PoC to Production: Required Changes

  PoC (current)                  Production
  -----------------------------------------------------------------------
  Hardcoded PBKDF2 salt    ->    Random per-container salt in header
  Passphrase via CLI       ->    MK from KMS / HSM / ECDH handshake
  No key distribution      ->    ECDH or RSA between gateway nodes
  No key rotation          ->    MK rotation + re-key API
  Symmetric-only MK        ->    Asymmetric wrap for role separation

The block model, CDK hierarchy, gateway topology, and AEAD layer need no changes - they are production-quality in design already.


Use Cases

Secure cloud video streaming - store encrypted video in S3/GCS, serve via HTTP Range Requests. Users seek and play; the storage provider never sees plaintext.

Encrypted CDN - CDN nodes hold only ciphertext. Compromise of a node yields nothing without the MK.

Secure backup with partial restore - seek directly to the blocks for a single file inside a 500 GB archive. No full extraction needed.

Zero-trust microservice mesh - each service pair gets its own MK. Gateway pairs encrypt inter-service traffic; the network fabric sees only V6 ciphertext.

IoT edge encryption - edge gateway encrypts sensor streams before forwarding to cloud. Analytics seeks specific time windows via SeekServer.

Tamper-evident archival - every block carries a SHA-256 hash and AEAD tag. Any bit flip causes authentication failure. Modification is immediately detectable.

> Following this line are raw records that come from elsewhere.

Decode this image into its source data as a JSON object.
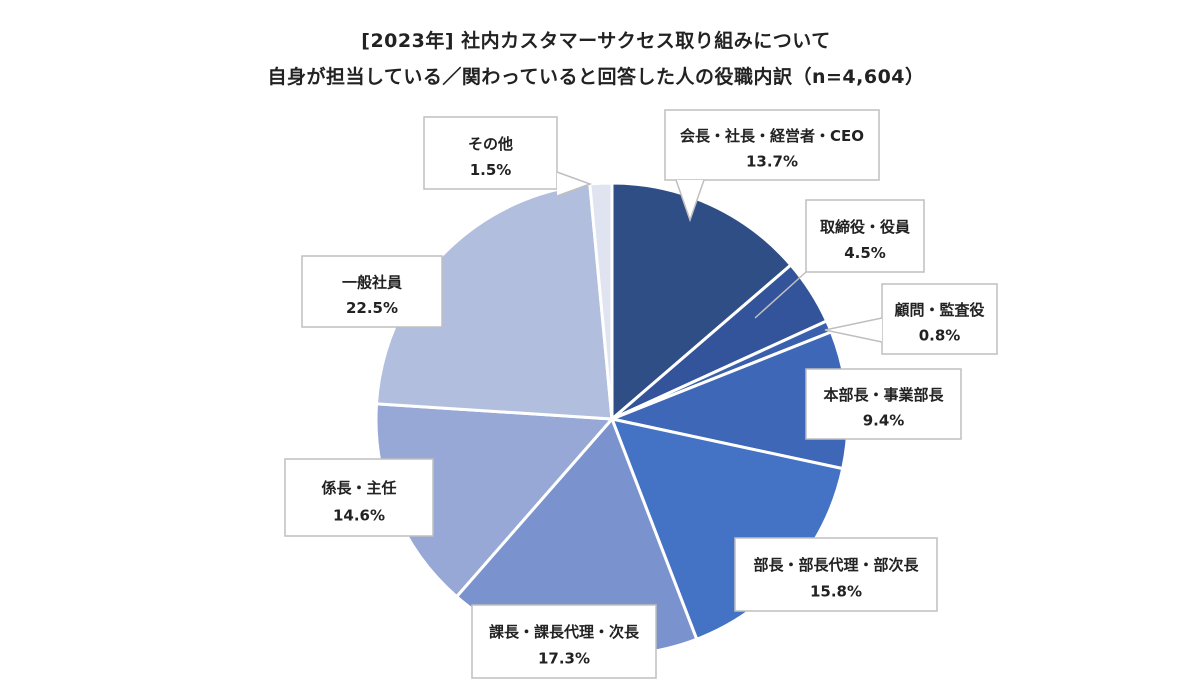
{
  "chart_data": {
    "type": "pie",
    "title": "[2023年] 社内カスタマーサクセス取り組みについて",
    "subtitle": "自身が担当している／関わっていると回答した人の役職内訳（n=4,604）",
    "sample_size_label": "n=4,604",
    "start_angle_deg": 0,
    "direction": "clockwise",
    "slices": [
      {
        "label": "会長・社長・経営者・CEO",
        "value": 13.7,
        "value_label": "13.7%",
        "color": "#2f4e86"
      },
      {
        "label": "取締役・役員",
        "value": 4.5,
        "value_label": "4.5%",
        "color": "#33549a"
      },
      {
        "label": "顧問・監査役",
        "value": 0.8,
        "value_label": "0.8%",
        "color": "#3a60ad"
      },
      {
        "label": "本部長・事業部長",
        "value": 9.4,
        "value_label": "9.4%",
        "color": "#3f67b7"
      },
      {
        "label": "部長・部長代理・部次長",
        "value": 15.8,
        "value_label": "15.8%",
        "color": "#4472c4"
      },
      {
        "label": "課長・課長代理・次長",
        "value": 17.3,
        "value_label": "17.3%",
        "color": "#7a92cd"
      },
      {
        "label": "係長・主任",
        "value": 14.6,
        "value_label": "14.6%",
        "color": "#97a8d6"
      },
      {
        "label": "一般社員",
        "value": 22.5,
        "value_label": "22.5%",
        "color": "#b1bede"
      },
      {
        "label": "その他",
        "value": 1.5,
        "value_label": "1.5%",
        "color": "#dfe4f0"
      }
    ]
  }
}
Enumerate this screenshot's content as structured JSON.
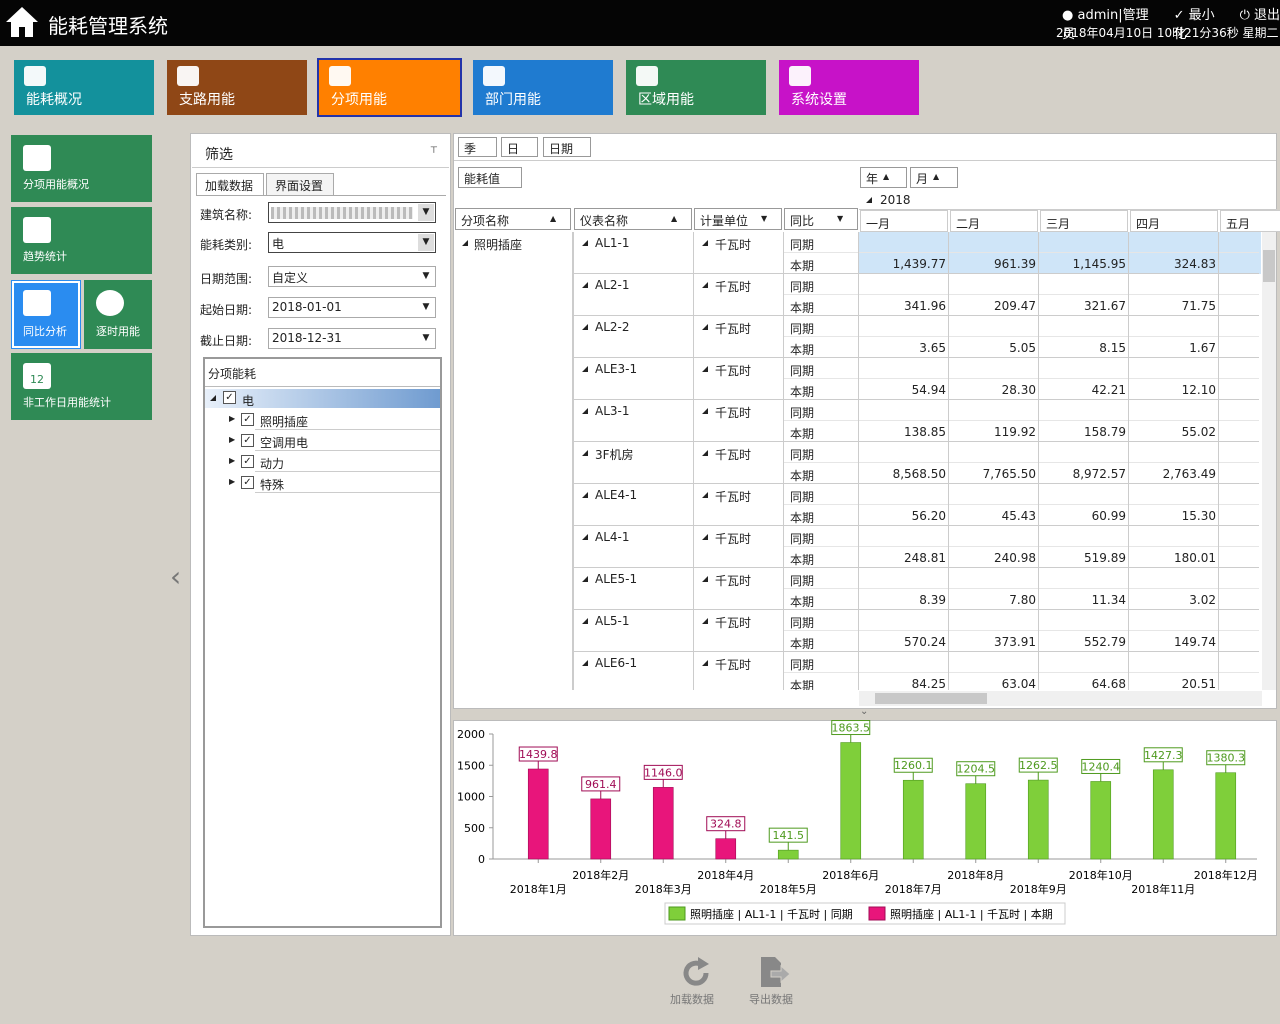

Compliance logging - audit logs stream through a V6 gateway. Auditors with the key seek to any time window; nobody else can read them.


Performance

Block independence makes V6 inherently parallelizable. Pack and unpack use a ThreadPoolExecutor across all CPU cores. AES-256-GCM is hardware-accelerated via AES-NI on most modern CPUs. ChaCha20-Poly1305 is fast in software, ideal for mobile and IoT without AES-NI. Both are AEAD: every decrypt simultaneously verifies integrity.


Summary

Qeltrix V6 is a correct design with an incomplete key management layer. The block encryption, CDK hierarchy, gateway routing, and AEAD authentication are production-quality. A real deployment additionally needs an MK exchange mechanism (ECDH or RSA handshake, or a KMS), per-container random PBKDF2 salts, and key rotation. The gateway intentionally leaves key distribution to the operator - it is an encryption engine, not a key authority - making it compatible with any key management approach you choose to pair it with.